Australia will hold a national vote on whether to recognize Indigenous people in its constitution within the next three years, a government minister said on Wednesday.

While Australia's first settlers arrived on the continent some 50,000 years before European colonialization, the status of their descendants has never been enshrined in law.

Read more: Protests across Australia against 'Invasion Day' holiday

Making the announcement, Minister for Indigenous Australians Ken Wyatt said the referendum would take place before the next general election in 2022.

Wyatt, himself the first Aboriginal Australian to be given the ministerial brief for Indigenous Affairs, said it was important for the community to have a say in decision-making.

"What I want is recognition that strengthens this nation, that places us on the birth certificate of our country, because we do have a future, we do have a past and we do live and walk together."

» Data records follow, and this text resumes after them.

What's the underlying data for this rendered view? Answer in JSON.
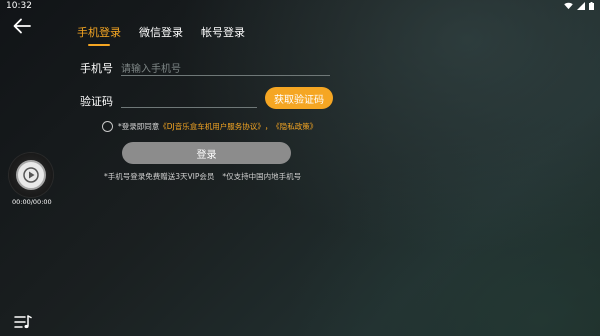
{
  "statusbar": {
    "time": "10:32",
    "icons": [
      "wifi-icon",
      "signal-icon",
      "battery-icon"
    ]
  },
  "header": {
    "back_icon": "back-arrow-icon",
    "tabs": [
      {
        "label": "手机登录",
        "active": true
      },
      {
        "label": "微信登录",
        "active": false
      },
      {
        "label": "帐号登录",
        "active": false
      }
    ]
  },
  "form": {
    "phone_label": "手机号",
    "phone_placeholder": "请输入手机号",
    "phone_value": "",
    "code_label": "验证码",
    "code_placeholder": "",
    "code_value": "",
    "get_code_button": "获取验证码"
  },
  "agreement": {
    "prefix": "*登录即同意",
    "service_link": "《DJ音乐盒车机用户服务协议》",
    "separator": "，",
    "privacy_link": "《隐私政策》",
    "checked": false
  },
  "login_button": "登录",
  "notes": [
    "*手机号登录免费赠送3天VIP会员",
    "*仅支持中国内地手机号"
  ],
  "player": {
    "time": "00:00/00:00",
    "disc_icon": "music-disc-icon",
    "play_icon": "play-icon"
  },
  "playlist_icon": "playlist-icon",
  "colors": {
    "accent": "#f5a623",
    "disabled_button": "#8c8c8c"
  }
}
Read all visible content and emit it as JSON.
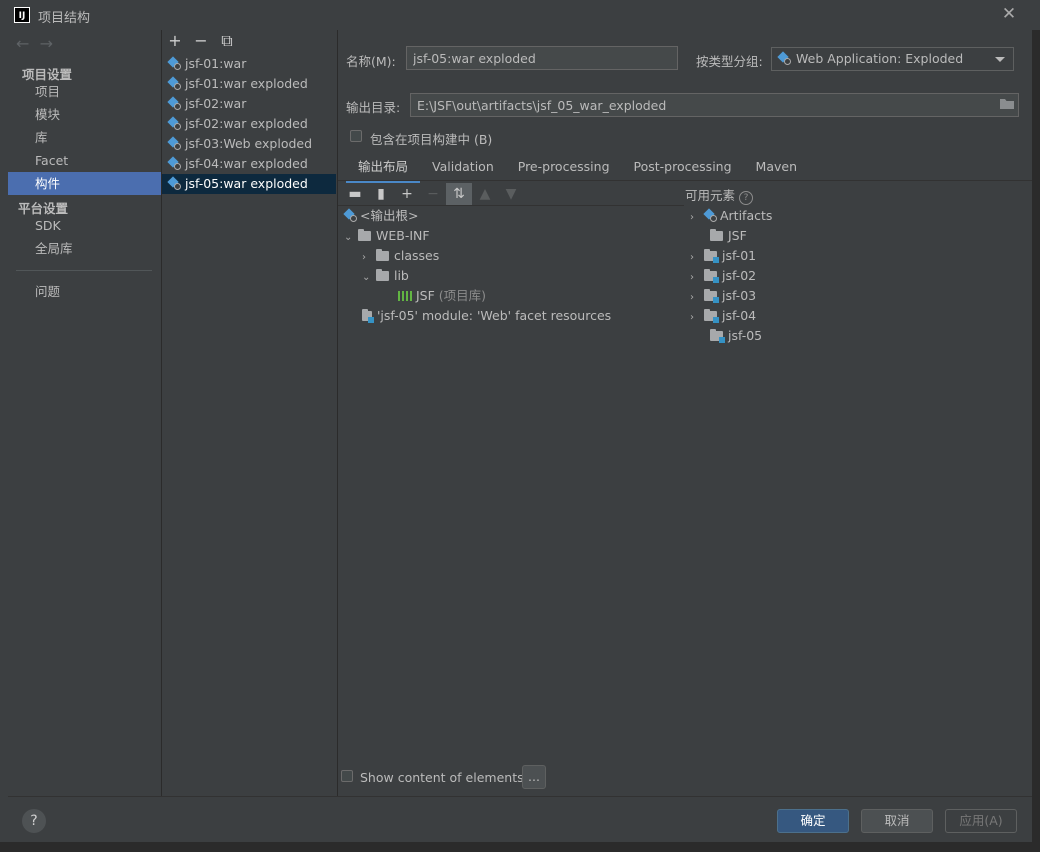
{
  "window": {
    "title": "项目结构",
    "app_icon": "IJ"
  },
  "nav": {
    "sections": [
      {
        "title": "项目设置",
        "items": [
          "项目",
          "模块",
          "库",
          "Facet",
          "构件"
        ]
      },
      {
        "title": "平台设置",
        "items": [
          "SDK",
          "全局库"
        ]
      }
    ],
    "extra": "问题",
    "selected": "构件"
  },
  "artifacts": [
    "jsf-01:war",
    "jsf-01:war exploded",
    "jsf-02:war",
    "jsf-02:war exploded",
    "jsf-03:Web exploded",
    "jsf-04:war exploded",
    "jsf-05:war exploded"
  ],
  "form": {
    "name_label": "名称(M):",
    "name_value": "jsf-05:war exploded",
    "type_label": "按类型分组:",
    "type_value": "Web Application: Exploded",
    "output_label": "输出目录:",
    "output_value": "E:\\JSF\\out\\artifacts\\jsf_05_war_exploded",
    "include_label": "包含在项目构建中 (B)"
  },
  "tabs": [
    "输出布局",
    "Validation",
    "Pre-processing",
    "Post-processing",
    "Maven"
  ],
  "layout_tree": {
    "root": "<输出根>",
    "webinf": "WEB-INF",
    "classes": "classes",
    "lib": "lib",
    "jsf_lib": "JSF",
    "jsf_lib_suffix": "(项目库)",
    "facet": "'jsf-05' module: 'Web' facet resources"
  },
  "available": {
    "label": "可用元素",
    "items": [
      "Artifacts",
      "JSF",
      "jsf-01",
      "jsf-02",
      "jsf-03",
      "jsf-04",
      "jsf-05"
    ]
  },
  "bottom": {
    "show_content": "Show content of elements",
    "ellipsis": "...",
    "help": "?",
    "ok": "确定",
    "cancel": "取消",
    "apply": "应用(A)"
  },
  "colors": {
    "accent": "#4b6eaf",
    "selection": "#0d293e",
    "primary_button": "#365880"
  }
}
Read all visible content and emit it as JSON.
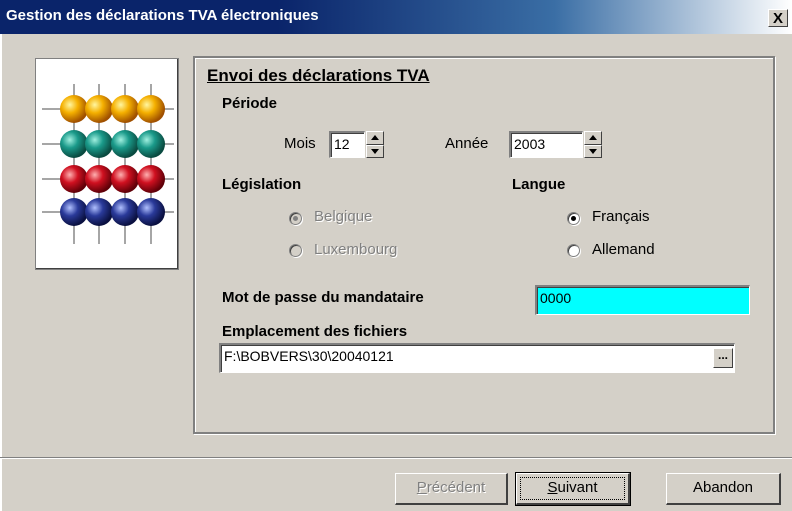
{
  "window": {
    "title": "Gestion des déclarations TVA électroniques",
    "close_label": "X"
  },
  "panel": {
    "section_title": "Envoi des déclarations TVA",
    "periode_label": "Période",
    "mois_label": "Mois",
    "mois_value": "12",
    "annee_label": "Année",
    "annee_value": "2003",
    "legislation_label": "Législation",
    "legislation_options": [
      {
        "label": "Belgique",
        "selected": true,
        "enabled": false
      },
      {
        "label": "Luxembourg",
        "selected": false,
        "enabled": false
      }
    ],
    "langue_label": "Langue",
    "langue_options": [
      {
        "label": "Français",
        "selected": true,
        "enabled": true
      },
      {
        "label": "Allemand",
        "selected": false,
        "enabled": true
      }
    ],
    "password_label": "Mot de passe du mandataire",
    "password_value": "0000",
    "password_bg": "#00ffff",
    "location_label": "Emplacement des fichiers",
    "location_value": "F:\\BOBVERS\\30\\20040121",
    "browse_label": "..."
  },
  "buttons": {
    "previous": {
      "prefix": "",
      "underline": "P",
      "rest": "récédent",
      "enabled": false
    },
    "next": {
      "prefix": "",
      "underline": "S",
      "rest": "uivant",
      "enabled": true
    },
    "cancel": {
      "label": "Abandon",
      "enabled": true
    }
  },
  "logo": {
    "rows": [
      {
        "color": "#f0a000",
        "icon": "yellow-ball"
      },
      {
        "color": "#1a9a8a",
        "icon": "teal-ball"
      },
      {
        "color": "#d01020",
        "icon": "red-ball"
      },
      {
        "color": "#2a3a9a",
        "icon": "blue-ball"
      }
    ]
  },
  "colors": {
    "titlebar_start": "#0a246a",
    "dialog_bg": "#d4d0c8"
  }
}
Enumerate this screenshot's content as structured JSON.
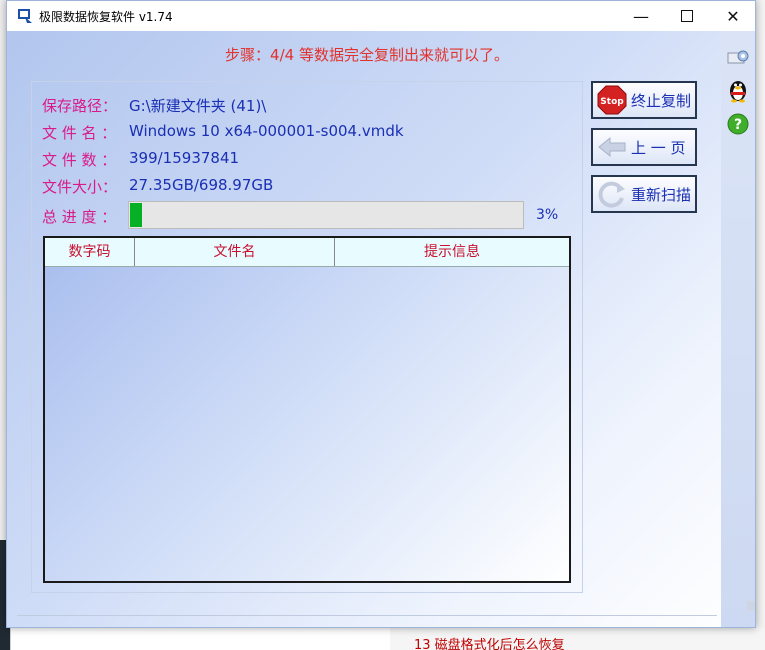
{
  "window": {
    "title": "极限数据恢复软件 v1.74",
    "minimize_glyph": "—",
    "close_glyph": "✕"
  },
  "step_text": "步骤：4/4 等数据完全复制出来就可以了。",
  "info": {
    "save_path_label": "保存路径：",
    "save_path_value": "G:\\新建文件夹 (41)\\",
    "file_name_label": "文 件 名 ：",
    "file_name_value": "Windows 10 x64-000001-s004.vmdk",
    "file_count_label": "文 件 数 ：",
    "file_count_value": "399/15937841",
    "file_size_label": "文件大小：",
    "file_size_value": "27.35GB/698.97GB",
    "progress_label": "总 进 度 ：",
    "progress_percent": 3,
    "progress_text": "3%"
  },
  "table": {
    "columns": [
      "数字码",
      "文件名",
      "提示信息"
    ],
    "rows": []
  },
  "buttons": {
    "stop_label": "终止复制",
    "stop_icon_text": "Stop",
    "prev_label": "上 一 页",
    "rescan_label": "重新扫描"
  },
  "background": {
    "bottom_text": "13    磁盘格式化后怎么恢复"
  },
  "colors": {
    "progress_fill": "#06b025",
    "label_color": "#d81b8a",
    "value_color": "#1a2fb3",
    "step_color": "#e2322d"
  }
}
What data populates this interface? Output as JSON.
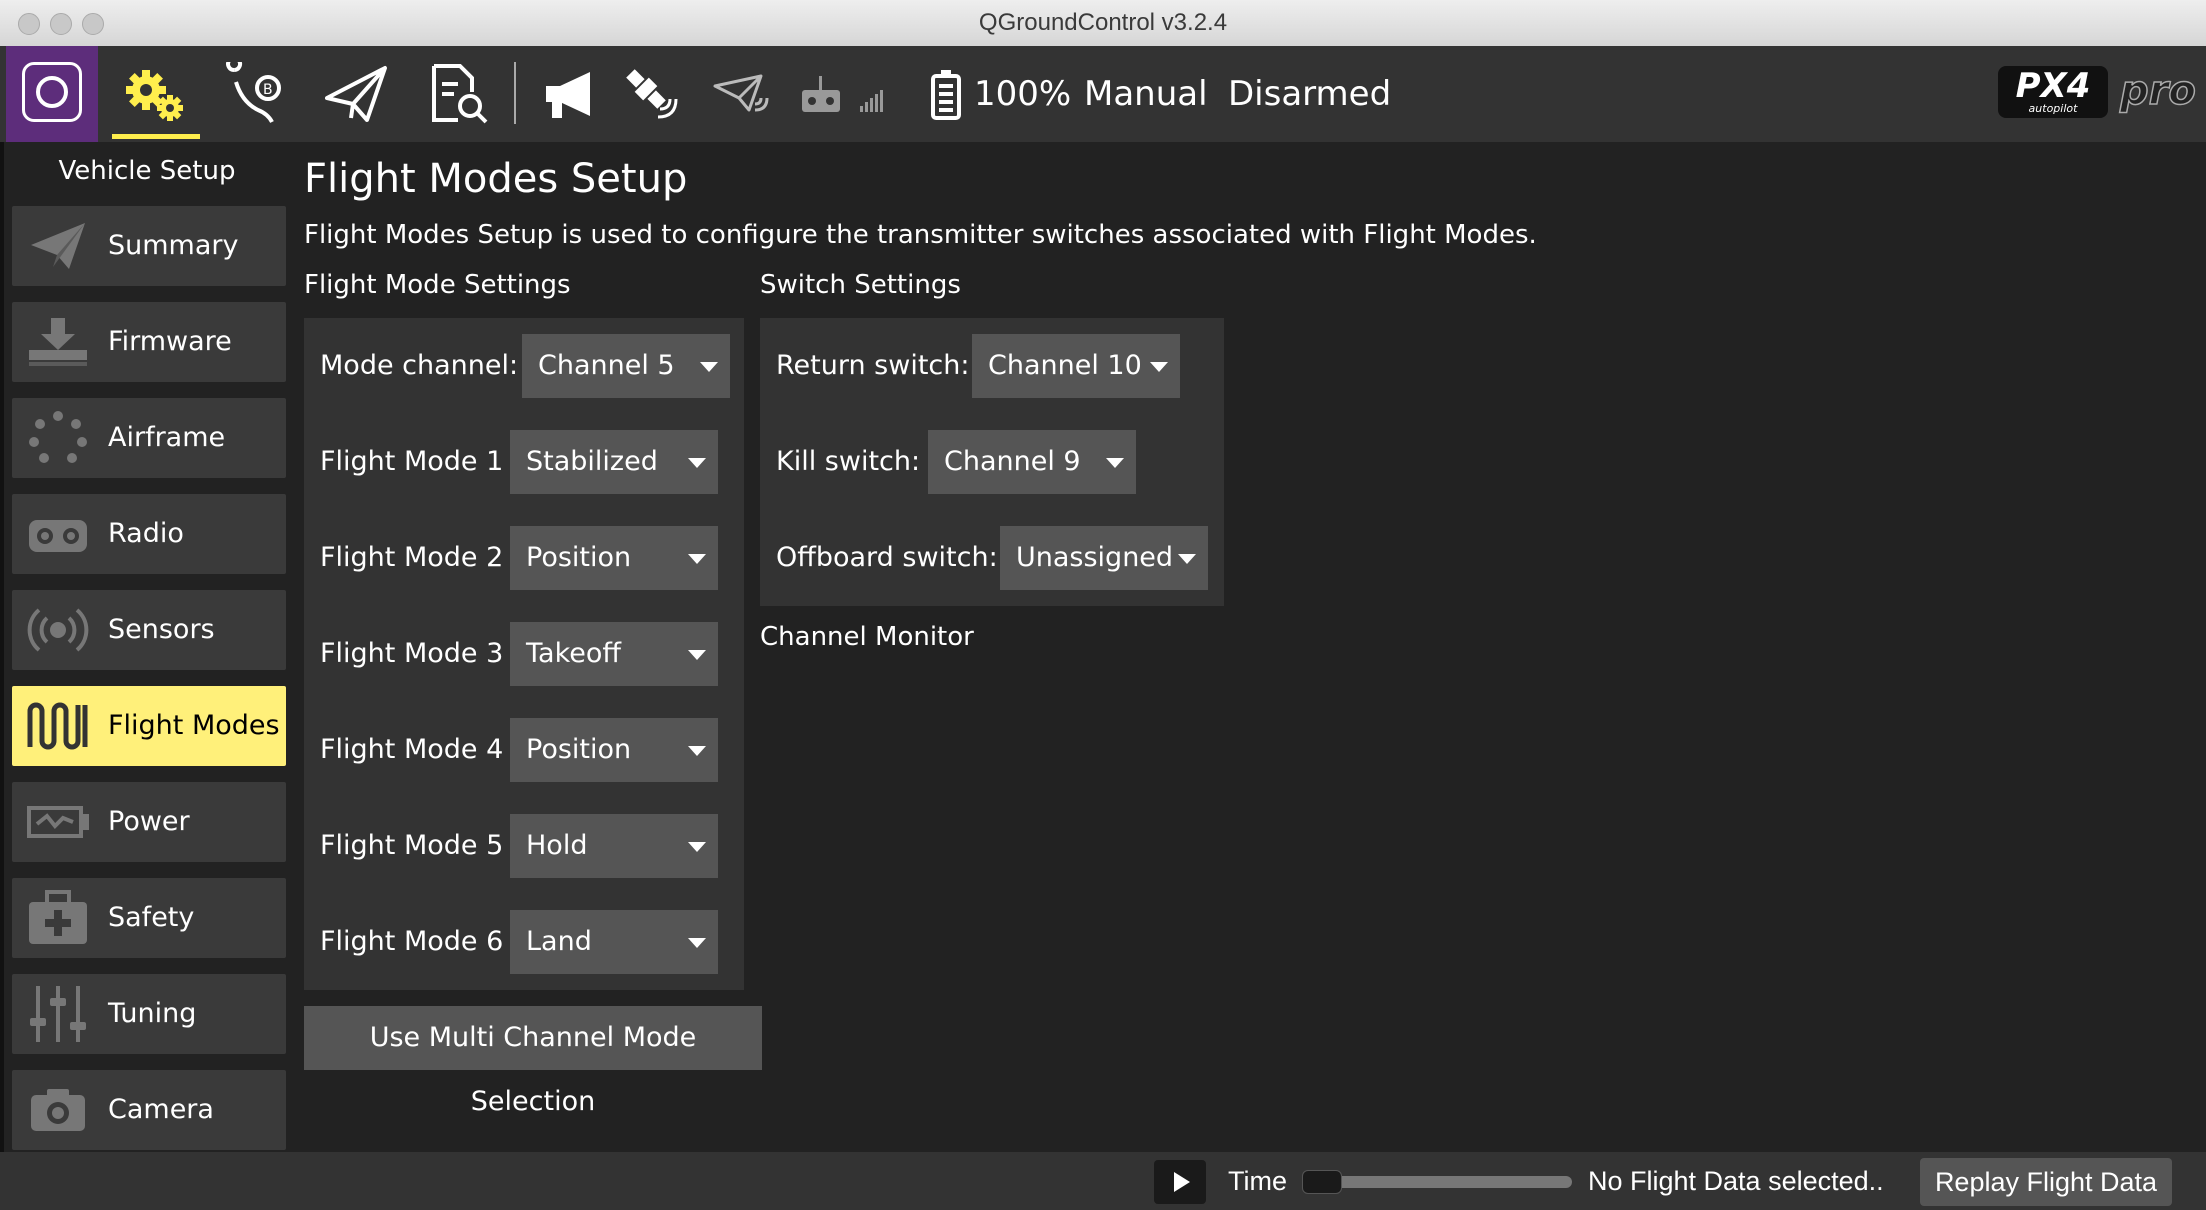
{
  "window": {
    "title": "QGroundControl v3.2.4"
  },
  "toolbar": {
    "battery_percent": "100%",
    "flight_mode": "Manual",
    "arm_state": "Disarmed",
    "brand_logo": "PX4 autopilot",
    "brand_pro": "pro",
    "icons": [
      "qgc-logo-icon",
      "vehicle-setup-gear-icon",
      "plan-view-icon",
      "fly-view-icon",
      "analyze-view-icon",
      "messages-megaphone-icon",
      "gps-satellite-icon",
      "telemetry-rssi-icon",
      "rc-rssi-icon",
      "battery-icon"
    ]
  },
  "sidebar": {
    "title": "Vehicle Setup",
    "items": [
      {
        "label": "Summary",
        "icon": "paper-plane-icon",
        "active": false
      },
      {
        "label": "Firmware",
        "icon": "download-icon",
        "active": false
      },
      {
        "label": "Airframe",
        "icon": "airframe-dots-icon",
        "active": false
      },
      {
        "label": "Radio",
        "icon": "radio-transmitter-icon",
        "active": false
      },
      {
        "label": "Sensors",
        "icon": "sensors-broadcast-icon",
        "active": false
      },
      {
        "label": "Flight Modes",
        "icon": "flight-modes-wave-icon",
        "active": true
      },
      {
        "label": "Power",
        "icon": "power-battery-icon",
        "active": false
      },
      {
        "label": "Safety",
        "icon": "safety-medkit-icon",
        "active": false
      },
      {
        "label": "Tuning",
        "icon": "tuning-sliders-icon",
        "active": false
      },
      {
        "label": "Camera",
        "icon": "camera-icon",
        "active": false
      }
    ],
    "active_color": "#fff07a"
  },
  "main": {
    "title": "Flight Modes Setup",
    "description": "Flight Modes Setup is used to configure the transmitter switches associated with Flight Modes.",
    "flight_mode_settings": {
      "heading": "Flight Mode Settings",
      "mode_channel_label": "Mode channel:",
      "mode_channel_value": "Channel 5",
      "modes": [
        {
          "label": "Flight Mode 1",
          "value": "Stabilized"
        },
        {
          "label": "Flight Mode 2",
          "value": "Position"
        },
        {
          "label": "Flight Mode 3",
          "value": "Takeoff"
        },
        {
          "label": "Flight Mode 4",
          "value": "Position"
        },
        {
          "label": "Flight Mode 5",
          "value": "Hold"
        },
        {
          "label": "Flight Mode 6",
          "value": "Land"
        }
      ]
    },
    "switch_settings": {
      "heading": "Switch Settings",
      "switches": [
        {
          "label": "Return switch:",
          "value": "Channel 10"
        },
        {
          "label": "Kill switch:",
          "value": "Channel 9"
        },
        {
          "label": "Offboard switch:",
          "value": "Unassigned"
        }
      ]
    },
    "channel_monitor_heading": "Channel Monitor",
    "multi_channel_button": "Use Multi Channel Mode Selection"
  },
  "bottombar": {
    "time_label": "Time",
    "status": "No Flight Data selected..",
    "replay_button": "Replay Flight Data",
    "playback_progress": 0
  }
}
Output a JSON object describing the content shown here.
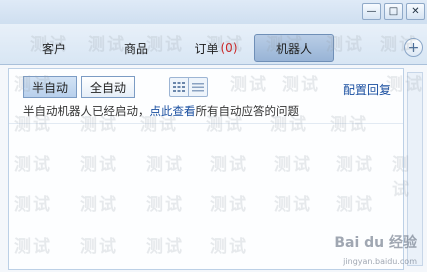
{
  "window_controls": {
    "minimize": "—",
    "maximize": "□",
    "close": "✕"
  },
  "tabs": [
    {
      "label": "客户",
      "badge": ""
    },
    {
      "label": "商品",
      "badge": ""
    },
    {
      "label": "订单",
      "badge": "(0)"
    },
    {
      "label": "机器人",
      "badge": "",
      "active": true
    }
  ],
  "add_tab_icon": "+",
  "mode": {
    "semi_auto": "半自动",
    "full_auto": "全自动",
    "selected": "半自动"
  },
  "config_link": "配置回复",
  "status": {
    "prefix": "半自动机器人已经启动，",
    "link": "点此查看",
    "suffix": "所有自动应答的问题"
  },
  "watermark": {
    "text": "测试",
    "brand": "Bai du 经验",
    "url": "jingyan.baidu.com"
  },
  "colors": {
    "accent": "#98b4d6",
    "link": "#1a4fa0",
    "badge": "#cc2222"
  }
}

"Even the most well-intentioned modern policies and programs have still tended to take a top-down, command and control approach," he said. "As if Aboriginal people didn't know what they needed or wanted."

Read more: German museum returns indigenous remains to Australia

Wyatt said Indigenous people needed to have a local, regional and national voice. But he also said time was needed to ensure that constitutional change was successful.

"Constitutional recognition is too important to get wrong, and too important to rush," said Wyatt, adding he has already started to seek counsel from Indigenous leaders on the details.

Wyatt said he would seek inspiration from the country's 1967 referendum, when Australians voted to amend the constitution to include Indigenous people in the national census. 

There are some 700,000 Indigenous Australians in a population of 23 million. They track close to the bottom across the range of economic and social indicators, with disproportionately high rates of suicide, alcohol abuse, domestic violence and imprisonment.